SBTN rolled over and played chicken. Again
Monday, November 2nd, 2009
Faced with controversy, the CEO of a top Vietnamese satellite TV station cried uncle, capitulated, insulted his personnel on air, and cancelled a talk show hosted by a popular poet.
This is not the first time spineless SBTN’s Cuong Nguyen (Vietnamese name: Nguyễn Tự Cường) bent over and submitted to the will of a few. A little more than a year ago, when controversy arose over music of the late antiwar musician Trịnh Công Sơn (see here), Nguyen went on air, insulted the musician, and repudiated any affiliation with the concert - which his station early had promoted heavily.
This SBTN, by the way, is the same SBTN whose reduced-rate ads given to OC supervisor candidate Hoa Van Tran resulted in a complaint to the state Attorney General as a possible illegal campaign contribution. See here.
This most recent controversy involves the legacy of South Vietnam’s first president, who was brought down following a wave of popular protests led by Buddhist monks, something like the one in the photo to the right.
The station had broadcast an interview with an author who claimed the protesting monks were communists.
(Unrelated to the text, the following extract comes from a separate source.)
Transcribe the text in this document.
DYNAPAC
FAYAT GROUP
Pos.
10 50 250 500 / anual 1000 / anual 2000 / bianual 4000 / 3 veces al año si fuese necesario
A group of Buddhists clamored for a retraction, and Nguyen went on air to repudiate the interview, slash out at the interviewer, and cancel the program on the spot.
In recent years and especially in the U.S., the late President Ngo Dinh Diem has enjoyed a comeback of sort, where people pretty much forgave his dictatorial ways, his cronyism, and his favoritism of Catholicism. Instead, they remember him as a corruption-free individual (just him, not necessarily his underlings) who was fervently anti-communist.
Riding that wave of newly arisen support for President Diem, an author published a book attacking the Buddhist leaders who had brought down the man’s presidency.
Liên Thành is a former commander of the police force in Huế, the city in central Vietnam that was home to most Buddhist activists. Entitled “Biến Động Miền Trung” (Turmoil in Central Vietnam), the book has been extensively
quoted and excerpted electronically, posted on various web sites (such as this one) and sent around the various right-wing listservs.
Essentially a long diatribe, the book’s main claim is that the Buddhist forces that brought down Diem and continued to oppose various policies of the Saigon government were, well, communist.
Always happy to see more accusations of commies, former South Vietnamese military initially came out in droves to support the book. The publisher is the association of former South Vietnamese Rangers. Many came to the book signing all dressed up and wearing a red beret, the symbol of the Rangers, proving how seriously they took the author and his accusations. The photo to the left is taken from a Viet Bao story, here.